EUR/USD trades in positive territory for the second consecutive day around 1.1195 in Wednesday’s Asian session.
A larger Fed rate cut expectation drags the USD down against the Euro.
ECB policymaker signaled another interest-rate cut next month cannot be ruled out.
The EUR/USD pair extends upside to near 1.1195 on Wednesday during the Asian trading hours. The weakening of the Greenback amid rising speculation of a jumbo rate cut from the US Federal Reserve (Fed) in November provides some support to the major pair. France’s Consumer Confidence and US New Home Sales data are due on Wednesday. Also, Fed Governor Adriana Kugler is set to speak.
The bigger-than-expected cut in interest rates by the Fed drags the US Dollar (USD) lower broadly. The US central bank cut its benchmark Federal Funds Rate by half a percentage point to the 4.75% to 5% range “in light of the progress on inflation and the balance of risks.” Investors raise their bets that the Fed will cut further rate in November. According to the CME FedWatch Tool, the markets have priced in nearly 56% possibility of a second 50 bps rate cut in the November meeting, while the odds of 25 bps stands at 44%.

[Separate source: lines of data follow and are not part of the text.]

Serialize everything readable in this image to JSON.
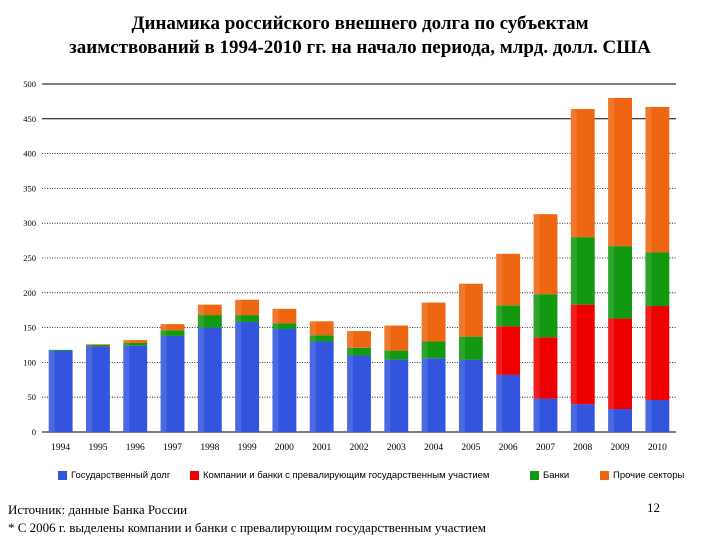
{
  "title_line1": "Динамика российского внешнего долга по субъектам",
  "title_line2": "заимствований в 1994-2010 гг. на начало периода, млрд. долл. США",
  "footer": {
    "source": "Источник: данные Банка России",
    "note": "* С 2006 г. выделены компании и банки с превалирующим государственным участием"
  },
  "page_number": "12",
  "chart_data": {
    "type": "bar",
    "stacked": true,
    "categories": [
      "1994",
      "1995",
      "1996",
      "1997",
      "1998",
      "1999",
      "2000",
      "2001",
      "2002",
      "2003",
      "2004",
      "2005",
      "2006",
      "2007",
      "2008",
      "2009",
      "2010"
    ],
    "ylim": [
      0,
      500
    ],
    "yticks": [
      0,
      50,
      100,
      150,
      200,
      250,
      300,
      350,
      400,
      450,
      500
    ],
    "grid": true,
    "legend_position": "bottom",
    "series": [
      {
        "name": "Государственный долг",
        "color": "#3355dd",
        "values": [
          117,
          123,
          124,
          138,
          150,
          158,
          148,
          130,
          110,
          104,
          106,
          104,
          82,
          48,
          40,
          33,
          46
        ]
      },
      {
        "name": "Компании и банки с превалирующим государственным участием",
        "color": "#ee0000",
        "values": [
          0,
          0,
          0,
          0,
          0,
          0,
          0,
          0,
          0,
          0,
          0,
          0,
          70,
          88,
          143,
          130,
          135
        ]
      },
      {
        "name": "Банки",
        "color": "#119911",
        "values": [
          1,
          2,
          4,
          8,
          18,
          10,
          8,
          9,
          11,
          13,
          24,
          33,
          30,
          62,
          97,
          104,
          77
        ]
      },
      {
        "name": "Прочие секторы",
        "color": "#ee6611",
        "values": [
          0,
          1,
          4,
          9,
          15,
          22,
          21,
          20,
          24,
          36,
          56,
          76,
          74,
          115,
          184,
          213,
          209
        ]
      }
    ]
  }
}
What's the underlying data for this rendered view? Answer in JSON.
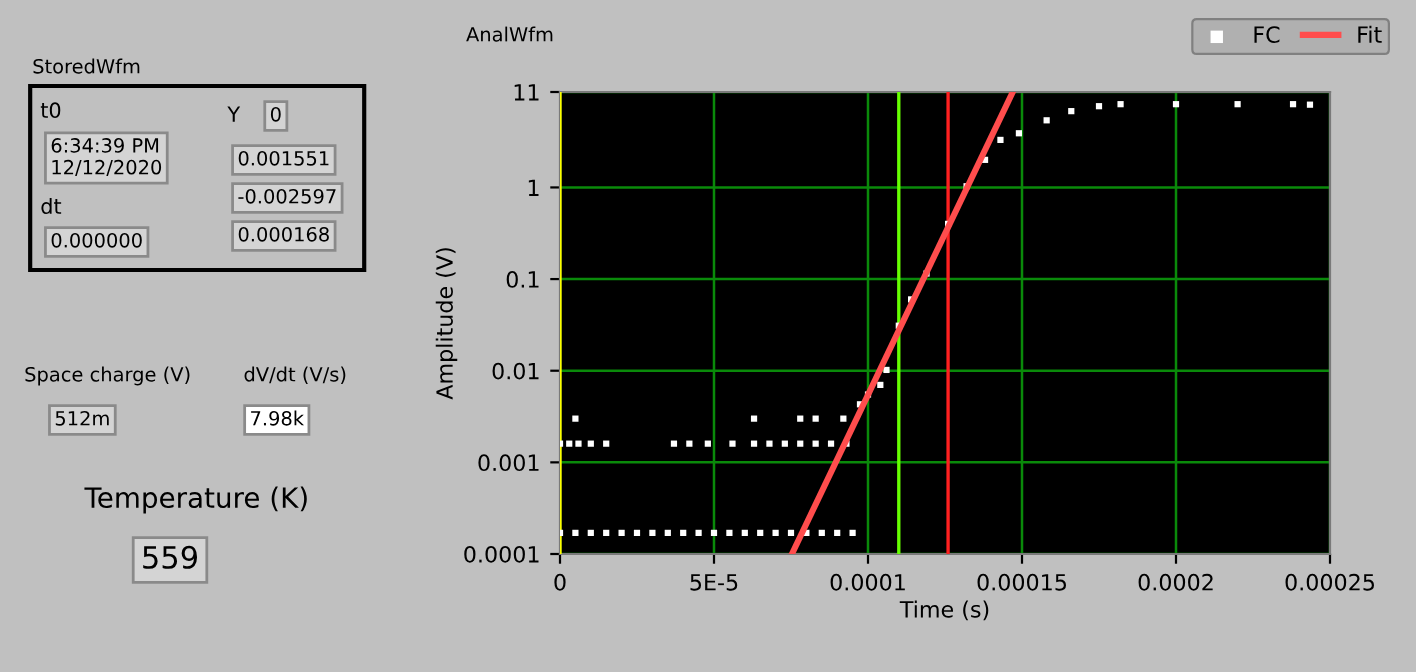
{
  "chart_data": [
    {
      "type": "other",
      "annotations": [
        "StoredWfm",
        "t0",
        "6:34:39 PM\n12/12/2020",
        "dt",
        "0.000000",
        "Y",
        "0",
        "0.001551",
        "-0.002597",
        "0.000168",
        "Space charge (V)",
        "dV/dt (V/s)",
        "512m",
        "7.98k",
        "Temperature (K)",
        "559"
      ]
    },
    {
      "type": "scatter",
      "title": "AnalWfm",
      "xlabel": "Time (s)",
      "ylabel": "Amplitude (V)",
      "log": "y",
      "grid": true,
      "legend": "top right",
      "xlim": [
        0,
        0.00025
      ],
      "ylim": [
        0.0001,
        11
      ],
      "xticks": [
        0,
        {
          "value": 5e-05,
          "label": "5E-5"
        },
        0.0001,
        0.00015,
        0.0002,
        0.00025
      ],
      "yticks": [
        0.0001,
        0.001,
        0.01,
        0.1,
        1,
        11
      ],
      "ref_lines": [
        {
          "axis": "x",
          "value": 0,
          "color": "#ffff00"
        },
        {
          "axis": "x",
          "value": 0.00011,
          "color": "#66ff00"
        },
        {
          "axis": "x",
          "value": 0.000126,
          "color": "#ff2020"
        }
      ],
      "series": [
        {
          "name": "FC",
          "type": "scatter",
          "marker": "square",
          "color": "#ffffff",
          "x": [
            0,
            5e-06,
            1e-05,
            1.5e-05,
            2e-05,
            2.5e-05,
            3e-05,
            3.5e-05,
            4e-05,
            4.5e-05,
            5e-05,
            5.5e-05,
            6e-05,
            6.5e-05,
            7e-05,
            7.5e-05,
            8e-05,
            8.5e-05,
            9e-05,
            9.5e-05,
            0,
            3e-06,
            6e-06,
            1e-05,
            1.5e-05,
            3.7e-05,
            4.2e-05,
            4.8e-05,
            5.6e-05,
            6.3e-05,
            6.8e-05,
            7.3e-05,
            7.8e-05,
            8.3e-05,
            8.8e-05,
            9.3e-05,
            5e-06,
            6.3e-05,
            7.8e-05,
            8.3e-05,
            9.2e-05,
            9.74e-05,
            0.0001,
            0.000104,
            0.000106,
            0.00011,
            0.000114,
            0.000119,
            0.000126,
            0.000132,
            0.000138,
            0.000143,
            0.000149,
            0.000158,
            0.000166,
            0.000175,
            0.000182,
            0.0002,
            0.00022,
            0.000238,
            0.0002435
          ],
          "values": [
            0.00017,
            0.00017,
            0.00017,
            0.00017,
            0.00017,
            0.00017,
            0.00017,
            0.00017,
            0.00017,
            0.00017,
            0.00017,
            0.00017,
            0.00017,
            0.00017,
            0.00017,
            0.00017,
            0.00017,
            0.00017,
            0.00017,
            0.00017,
            0.0016,
            0.0016,
            0.0016,
            0.0016,
            0.0016,
            0.0016,
            0.0016,
            0.0016,
            0.0016,
            0.0016,
            0.0016,
            0.0016,
            0.0016,
            0.0016,
            0.0016,
            0.0016,
            0.003,
            0.003,
            0.003,
            0.003,
            0.003,
            0.0043,
            0.0055,
            0.007,
            0.0102,
            0.031,
            0.06,
            0.115,
            0.4,
            1.03,
            2,
            3.3,
            3.9,
            5.4,
            6.8,
            7.7,
            8.1,
            8.1,
            8.1,
            8.1,
            8
          ]
        },
        {
          "name": "Fit",
          "type": "line",
          "color": "#ff4d4d",
          "x": [
            7.53e-05,
            0.000147
          ],
          "values": [
            0.0001,
            11
          ]
        }
      ]
    }
  ]
}
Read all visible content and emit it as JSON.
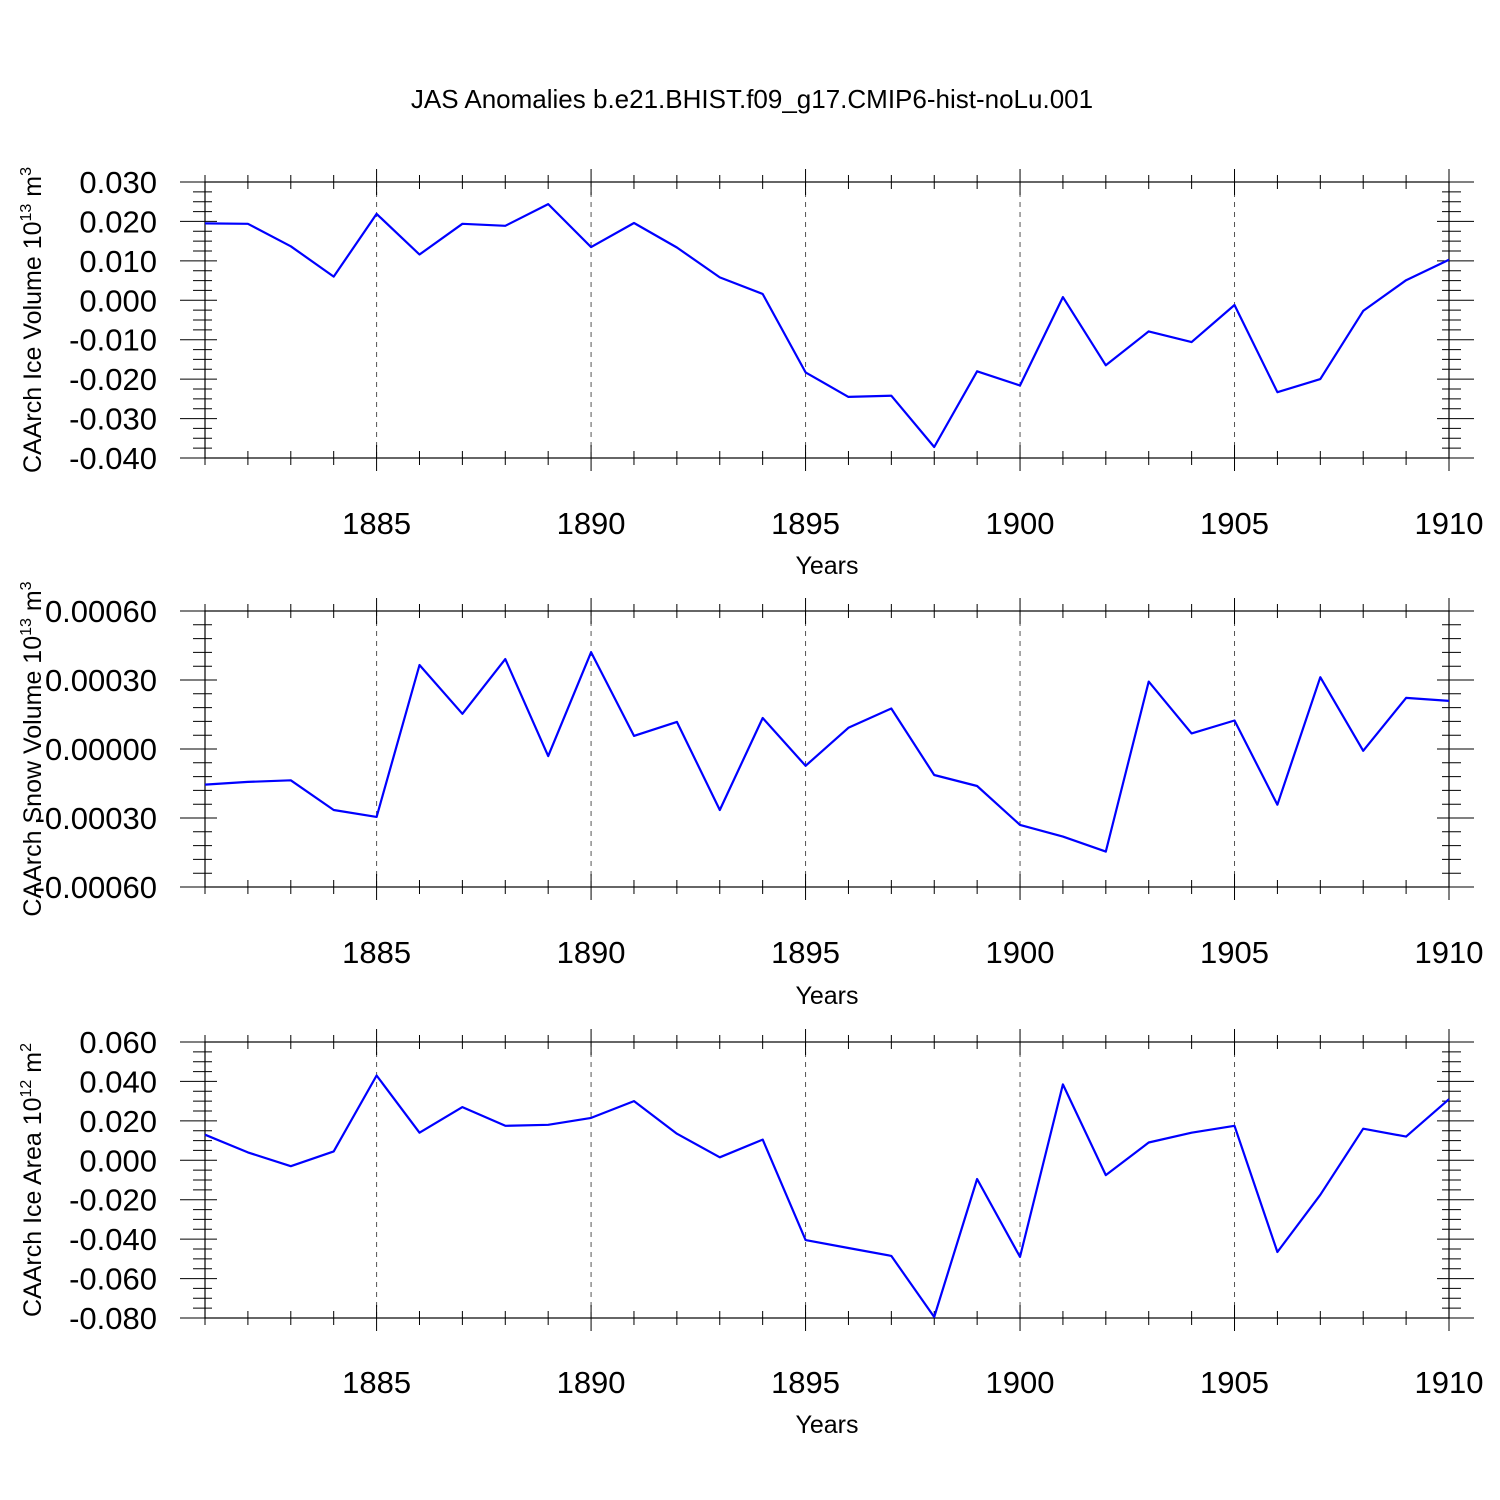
{
  "title": "JAS Anomalies b.e21.BHIST.f09_g17.CMIP6-hist-noLu.001",
  "colors": {
    "series": "#0000ff",
    "axis": "#000000",
    "grid": "#555555",
    "background": "#ffffff"
  },
  "chart_data": [
    {
      "type": "line",
      "ylabel": {
        "text": "CAArch Ice Volume 10",
        "exp": "13",
        "unit": " m",
        "unit_exp": "3"
      },
      "xlabel": "Years",
      "xlim": [
        1881,
        1910
      ],
      "ylim": [
        -0.04,
        0.03
      ],
      "x_ticks": [
        1885,
        1890,
        1895,
        1900,
        1905,
        1910
      ],
      "x_tick_labels": [
        "1885",
        "1890",
        "1895",
        "1900",
        "1905",
        "1910"
      ],
      "y_ticks": [
        0.03,
        0.02,
        0.01,
        0.0,
        -0.01,
        -0.02,
        -0.03,
        -0.04
      ],
      "y_tick_labels": [
        "0.030",
        "0.020",
        "0.010",
        "0.000",
        "-0.010",
        "-0.020",
        "-0.030",
        "-0.040"
      ],
      "grid": "vertical dashed at major x ticks",
      "x": [
        1881,
        1882,
        1883,
        1884,
        1885,
        1886,
        1887,
        1888,
        1889,
        1890,
        1891,
        1892,
        1893,
        1894,
        1895,
        1896,
        1897,
        1898,
        1899,
        1900,
        1901,
        1902,
        1903,
        1904,
        1905,
        1906,
        1907,
        1908,
        1909,
        1910
      ],
      "values": [
        0.0195,
        0.0194,
        0.0137,
        0.006,
        0.0219,
        0.0116,
        0.0194,
        0.0189,
        0.0244,
        0.0135,
        0.0196,
        0.0134,
        0.0058,
        0.0016,
        -0.0183,
        -0.0245,
        -0.0242,
        -0.0372,
        -0.018,
        -0.0216,
        0.0008,
        -0.0165,
        -0.0079,
        -0.0106,
        -0.0012,
        -0.0233,
        -0.02,
        -0.0027,
        0.0051,
        0.0103
      ]
    },
    {
      "type": "line",
      "ylabel": {
        "text": "CAArch Snow Volume 10",
        "exp": "13",
        "unit": " m",
        "unit_exp": "3"
      },
      "xlabel": "Years",
      "xlim": [
        1881,
        1910
      ],
      "ylim": [
        -0.0006,
        0.0006
      ],
      "x_ticks": [
        1885,
        1890,
        1895,
        1900,
        1905,
        1910
      ],
      "x_tick_labels": [
        "1885",
        "1890",
        "1895",
        "1900",
        "1905",
        "1910"
      ],
      "y_ticks": [
        0.0006,
        0.0003,
        0.0,
        -0.0003,
        -0.0006
      ],
      "y_tick_labels": [
        "0.00060",
        "0.00030",
        "0.00000",
        "-0.00030",
        "-0.00060"
      ],
      "grid": "vertical dashed at major x ticks",
      "x": [
        1881,
        1882,
        1883,
        1884,
        1885,
        1886,
        1887,
        1888,
        1889,
        1890,
        1891,
        1892,
        1893,
        1894,
        1895,
        1896,
        1897,
        1898,
        1899,
        1900,
        1901,
        1902,
        1903,
        1904,
        1905,
        1906,
        1907,
        1908,
        1909,
        1910
      ],
      "values": [
        -0.000155,
        -0.000143,
        -0.000136,
        -0.000265,
        -0.000295,
        0.000365,
        0.000153,
        0.000391,
        -3.1e-05,
        0.000421,
        5.7e-05,
        0.000118,
        -0.000265,
        0.000135,
        -7.3e-05,
        9.2e-05,
        0.000176,
        -0.000113,
        -0.000161,
        -0.00033,
        -0.000381,
        -0.000446,
        0.000293,
        6.8e-05,
        0.000124,
        -0.000242,
        0.000312,
        -8e-06,
        0.000222,
        0.000209
      ]
    },
    {
      "type": "line",
      "ylabel": {
        "text": "CAArch Ice Area 10",
        "exp": "12",
        "unit": " m",
        "unit_exp": "2"
      },
      "xlabel": "Years",
      "xlim": [
        1881,
        1910
      ],
      "ylim": [
        -0.08,
        0.06
      ],
      "x_ticks": [
        1885,
        1890,
        1895,
        1900,
        1905,
        1910
      ],
      "x_tick_labels": [
        "1885",
        "1890",
        "1895",
        "1900",
        "1905",
        "1910"
      ],
      "y_ticks": [
        0.06,
        0.04,
        0.02,
        0.0,
        -0.02,
        -0.04,
        -0.06,
        -0.08
      ],
      "y_tick_labels": [
        "0.060",
        "0.040",
        "0.020",
        "0.000",
        "-0.020",
        "-0.040",
        "-0.060",
        "-0.080"
      ],
      "grid": "vertical dashed at major x ticks",
      "x": [
        1881,
        1882,
        1883,
        1884,
        1885,
        1886,
        1887,
        1888,
        1889,
        1890,
        1891,
        1892,
        1893,
        1894,
        1895,
        1896,
        1897,
        1898,
        1899,
        1900,
        1901,
        1902,
        1903,
        1904,
        1905,
        1906,
        1907,
        1908,
        1909,
        1910
      ],
      "values": [
        0.013,
        0.004,
        -0.003,
        0.0045,
        0.043,
        0.014,
        0.027,
        0.0175,
        0.018,
        0.0215,
        0.03,
        0.0135,
        0.0015,
        0.0105,
        -0.0405,
        -0.0445,
        -0.0485,
        -0.0795,
        -0.0095,
        -0.049,
        0.0385,
        -0.0075,
        0.009,
        0.014,
        0.0175,
        -0.0465,
        -0.0175,
        0.016,
        0.012,
        0.031
      ]
    }
  ]
}
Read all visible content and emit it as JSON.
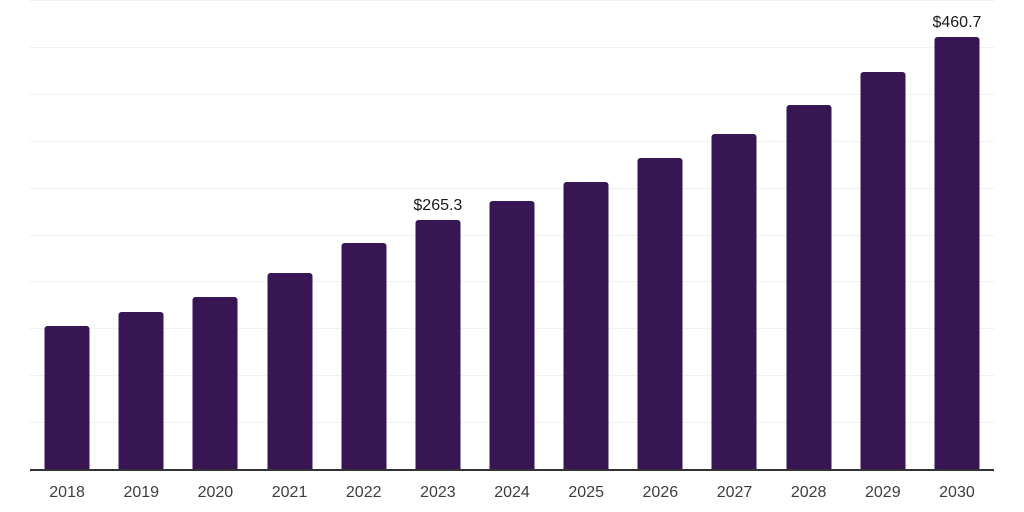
{
  "chart_data": {
    "type": "bar",
    "title": "",
    "categories": [
      "2018",
      "2019",
      "2020",
      "2021",
      "2022",
      "2023",
      "2024",
      "2025",
      "2026",
      "2027",
      "2028",
      "2029",
      "2030"
    ],
    "values": [
      152.5,
      167.2,
      183.2,
      209.2,
      241.0,
      265.3,
      285.6,
      306.0,
      332.0,
      356.9,
      388.4,
      423.7,
      460.7
    ],
    "bar_labels": [
      null,
      null,
      null,
      null,
      null,
      "$265.3",
      null,
      null,
      null,
      null,
      null,
      null,
      "$460.7"
    ],
    "xlabel": "",
    "ylabel": "",
    "ylim": [
      0,
      500
    ],
    "y_gridline_step": 50,
    "grid": "horizontal-only",
    "y_axis_tick_labels_visible": false,
    "legend": "none",
    "colors": {
      "bar": "#371653",
      "gridline": "#f1f1f4",
      "axis_line": "#333333",
      "axis_label": "#3d3d3d",
      "value_label": "#1a1a1a",
      "background": "#ffffff"
    }
  }
}
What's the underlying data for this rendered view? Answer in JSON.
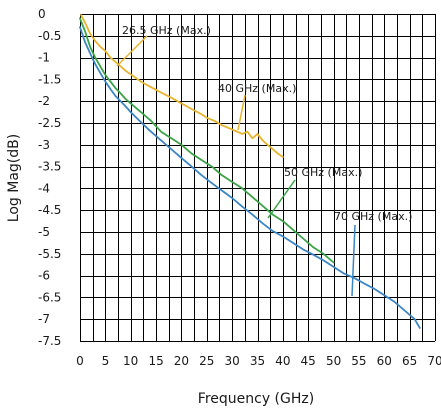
{
  "chart_data": {
    "type": "line",
    "xlabel": "Frequency (GHz)",
    "ylabel": "Log Mag(dB)",
    "xlim": [
      0,
      70
    ],
    "ylim": [
      -7.5,
      0
    ],
    "xticks": [
      0,
      5,
      10,
      15,
      20,
      25,
      30,
      35,
      40,
      45,
      50,
      55,
      60,
      65,
      70
    ],
    "yticks": [
      0,
      -0.5,
      -1,
      -1.5,
      -2,
      -2.5,
      -3,
      -3.5,
      -4,
      -4.5,
      -5,
      -5.5,
      -6,
      -6.5,
      -7,
      -7.5
    ],
    "grid": true,
    "series": [
      {
        "name": "26.5 GHz (Max.)",
        "color": "#e8b42b",
        "x": [
          0.2,
          1,
          2,
          3,
          4,
          5,
          6,
          7,
          8,
          9,
          10,
          12,
          14,
          16,
          18,
          20,
          22,
          24,
          25,
          26.5
        ],
        "y": [
          -0.02,
          -0.2,
          -0.45,
          -0.62,
          -0.75,
          -0.85,
          -1.0,
          -1.1,
          -1.2,
          -1.3,
          -1.38,
          -1.55,
          -1.68,
          -1.8,
          -1.92,
          -2.05,
          -2.18,
          -2.3,
          -2.38,
          -2.45
        ]
      },
      {
        "name": "40 GHz (Max.)",
        "color": "#e8b42b",
        "x": [
          26.5,
          28,
          30,
          32,
          33,
          34,
          35,
          36,
          37,
          38,
          39,
          40
        ],
        "y": [
          -2.45,
          -2.55,
          -2.65,
          -2.75,
          -2.7,
          -2.85,
          -2.75,
          -2.9,
          -3.0,
          -3.1,
          -3.2,
          -3.28
        ]
      },
      {
        "name": "50 GHz (Max.)",
        "color": "#3aa346",
        "x": [
          0,
          1,
          2,
          3,
          4,
          5,
          6,
          7,
          8,
          9,
          10,
          12,
          14,
          16,
          18,
          20,
          22,
          24,
          26,
          28,
          30,
          32,
          34,
          36,
          38,
          40,
          42,
          44,
          46,
          48,
          50
        ],
        "y": [
          -0.1,
          -0.4,
          -0.75,
          -1.0,
          -1.2,
          -1.4,
          -1.55,
          -1.7,
          -1.82,
          -1.95,
          -2.05,
          -2.25,
          -2.45,
          -2.7,
          -2.85,
          -3.0,
          -3.2,
          -3.35,
          -3.5,
          -3.7,
          -3.85,
          -4.0,
          -4.2,
          -4.4,
          -4.6,
          -4.75,
          -4.95,
          -5.15,
          -5.35,
          -5.5,
          -5.7
        ]
      },
      {
        "name": "70 GHz (Max.)",
        "color": "#3a86c4",
        "x": [
          0,
          1,
          2,
          3,
          4,
          5,
          6,
          7,
          8,
          9,
          10,
          12,
          14,
          16,
          18,
          20,
          22,
          24,
          26,
          28,
          30,
          32,
          34,
          36,
          38,
          40,
          42,
          44,
          46,
          48,
          50,
          52,
          54,
          56,
          58,
          60,
          62,
          64,
          66,
          67
        ],
        "y": [
          -0.3,
          -0.65,
          -0.9,
          -1.15,
          -1.35,
          -1.55,
          -1.72,
          -1.88,
          -2.0,
          -2.12,
          -2.25,
          -2.48,
          -2.7,
          -2.9,
          -3.1,
          -3.3,
          -3.5,
          -3.7,
          -3.88,
          -4.05,
          -4.22,
          -4.42,
          -4.6,
          -4.8,
          -4.98,
          -5.1,
          -5.25,
          -5.4,
          -5.52,
          -5.65,
          -5.8,
          -5.95,
          -6.05,
          -6.18,
          -6.3,
          -6.45,
          -6.6,
          -6.8,
          -7.0,
          -7.2
        ]
      }
    ]
  }
}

The improved risk appetite is likely to support the shared currency for the time being. However, the expectation of another interest-rate cut by the European Central Bank (ECB) or any signs of weakness in the Eurozone economy could cap the upside for the Euro (EUR) against the USD. The ECB governing council member Klaas Knot said on Tuesday that the central bank would continue to reduce the interest rates at least through the first half of 2025, to a level between 2% and 3%. Meanwhile, ECB policymaker Madis Muller noted another interest-rate cut next month cannot be ruled out, but reckons policymakers may lack sufficient data to make definitive judgments on the region’s struggling economy.